Shoryu is a lovely Japanese café-style restaurant, it is a great introduction to Japanese food and a front runner in the ramen trend.

More information here.

http://www.shoryuramen.com/

Bone Daddies, Soho

Bone Daddies has opened up shop at the ideal time… just as winter approaches hot, comforting Ramen is available in Soho. I haven’t experienced much Japanese food, aside from the westernised version at Wagamama, so was intrigued but a little sceptical about this concept restaurant.

The first of its kind, this Japanese eatery is the newest venture from ex-Zuma and Nobu chef, Ross Shonhan. It seems an unlikely story… an experienced fine Australian chef opening a casual but crowded Japanese Ramen restaurant… odd, and yet it works.

The venue is a bit gloomy and on a Wednesday evening (within a week of opening) it was a tad chaotic. We were quickly seated at the end of one of the long communal tables. A Japanese-inspired collage decorates the walls though as far as design, that’s about it… it does have the slight feel of “make-shift pop-up”. The staff are savvy and on the mark zooming around supplying food and drink efficiently and offering up well informed advice about the menu. Our waitress, though very English, seemed to know a huge amount about Japanese cuisine, and I was impressed that she’d obviously tried everything on the menu… which I believe should be compulsory for all restaurant staff.

Brown paper menus are simply clip-boarded and presented on arrival. From the snacks (starters) list, Fried Chicken is an absolute must, a more healthy and acceptable version of Kentucky Fried Chicken, it was so tasty we almost ordered a second portion. Small pieces of tender chicken is coated in a thick salty breadcrumbed delightfulness. Edamame beans were standard, and nicely salted: a good light option for whetting the appetite.

Drinks are traditionally Japanese, and though my guest approved, I didn’t particularly like the bitter cocktails. We tried Chuhai 1 and Maiken-Me – both odd mixes of fruit juice and spirits unknown to me. Of the two, I preferred the Chutai which, made with pears and apples, was slightly sweeter. On my next visit I will definitely be opting for Asahi beer.
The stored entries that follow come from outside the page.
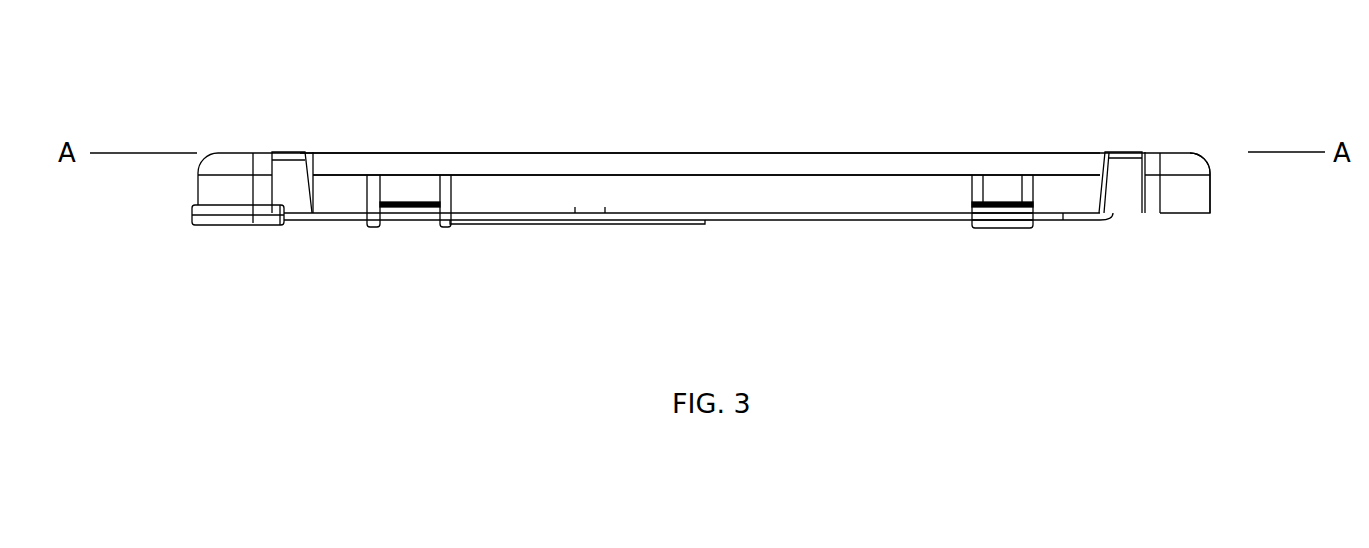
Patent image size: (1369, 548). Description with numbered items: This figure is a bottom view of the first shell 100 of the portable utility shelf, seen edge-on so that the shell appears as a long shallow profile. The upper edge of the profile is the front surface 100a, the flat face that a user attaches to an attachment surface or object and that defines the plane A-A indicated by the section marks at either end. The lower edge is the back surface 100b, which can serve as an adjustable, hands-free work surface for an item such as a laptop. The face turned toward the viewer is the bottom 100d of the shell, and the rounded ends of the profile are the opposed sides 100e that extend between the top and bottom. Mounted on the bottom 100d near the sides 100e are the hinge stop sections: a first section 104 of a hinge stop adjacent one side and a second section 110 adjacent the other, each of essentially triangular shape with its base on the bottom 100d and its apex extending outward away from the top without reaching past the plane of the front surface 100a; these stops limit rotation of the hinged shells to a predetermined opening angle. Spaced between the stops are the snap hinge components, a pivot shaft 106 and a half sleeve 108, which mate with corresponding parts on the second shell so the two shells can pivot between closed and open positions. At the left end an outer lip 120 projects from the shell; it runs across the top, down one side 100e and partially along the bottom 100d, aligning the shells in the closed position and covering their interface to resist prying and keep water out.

The first shell 100 is at (629, 188).
The front surface 100a is at (1015, 141).
The back surface 100b is at (760, 234).
The bottom 100d is at (792, 195).
The side 100e is at (1220, 207).
The first section of hinge stop 104 is at (283, 194).
The pivot shaft 106 is at (387, 216).
The half sleeve 108 is at (1020, 231).
The second section of hinge stop 110 is at (1138, 194).
The outer lip 120 is at (196, 218).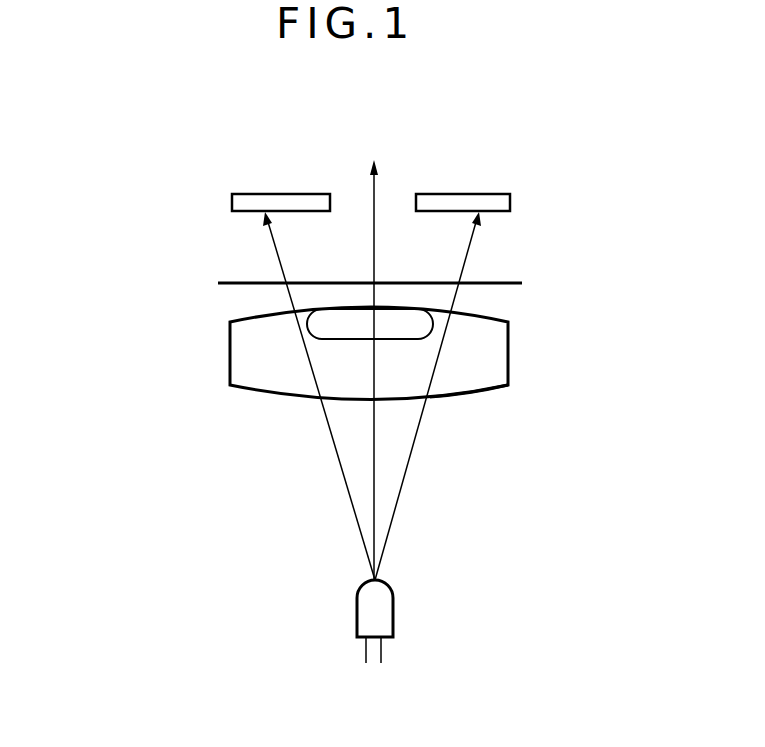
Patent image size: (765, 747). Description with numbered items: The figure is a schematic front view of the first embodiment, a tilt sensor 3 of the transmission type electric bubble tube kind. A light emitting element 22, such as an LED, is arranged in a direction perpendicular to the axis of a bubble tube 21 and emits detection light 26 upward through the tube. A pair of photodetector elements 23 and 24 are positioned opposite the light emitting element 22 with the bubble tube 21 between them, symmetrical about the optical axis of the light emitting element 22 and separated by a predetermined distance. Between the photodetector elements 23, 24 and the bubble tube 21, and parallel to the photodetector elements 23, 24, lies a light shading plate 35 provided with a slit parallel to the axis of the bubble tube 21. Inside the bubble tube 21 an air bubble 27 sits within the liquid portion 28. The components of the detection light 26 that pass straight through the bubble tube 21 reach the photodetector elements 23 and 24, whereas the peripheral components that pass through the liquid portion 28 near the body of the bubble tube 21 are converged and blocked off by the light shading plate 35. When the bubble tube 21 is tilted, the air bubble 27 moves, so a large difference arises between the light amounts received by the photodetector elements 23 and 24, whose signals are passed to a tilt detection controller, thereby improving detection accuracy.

The tilt sensor 3 is at (179, 240).
The bubble tube 21 is at (493, 393).
The light emitting element 22 is at (387, 607).
The photodetector element 23 is at (271, 194).
The photodetector element 24 is at (465, 194).
The detection light 26 is at (393, 523).
The air bubble 27 is at (343, 330).
The liquid portion 28 is at (463, 383).
The light shading plate 35 is at (510, 288).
I loved the varied assortment of condiments on the table, which included a garlic press and jar of freshly peeled garlic, very spicy chilli oil and sesame seeds. From the select choice of eight ramen, we chose the Soy Ramen with Nori and Chashu Pork and the T22 with Soy Ramen and Chicken. The Ramen is surprisingly filling, big bowls of translucent liquid arrive filled with magical ingredients. The soup has an unusually strong flavour, and I found mine overpoweringly salty… I love salt but it did shadow the other flavours a bit. The meat and vegetables were cooked perfectly, soft tender pork and stringy delicious chicken were the highlights of both bowls, though all the ingredients were delicious. All ramen come with egg, bamboo and bean sprouts; I opted for no egg, which I was glad about as it looked a bit sad in my guest’s bowl.

To finish we each had a glass of Nikaido Barley Shochu, an authentic Japanese digestif that tastes a little like Limoncello. It was divine.

So apparently I now like Japanese food and for that I have Bone Daddies to thank.

Bone Daddies is located at 31 Peter Street, with no sign you will need to remember the address to find this discreetly placed restaurant.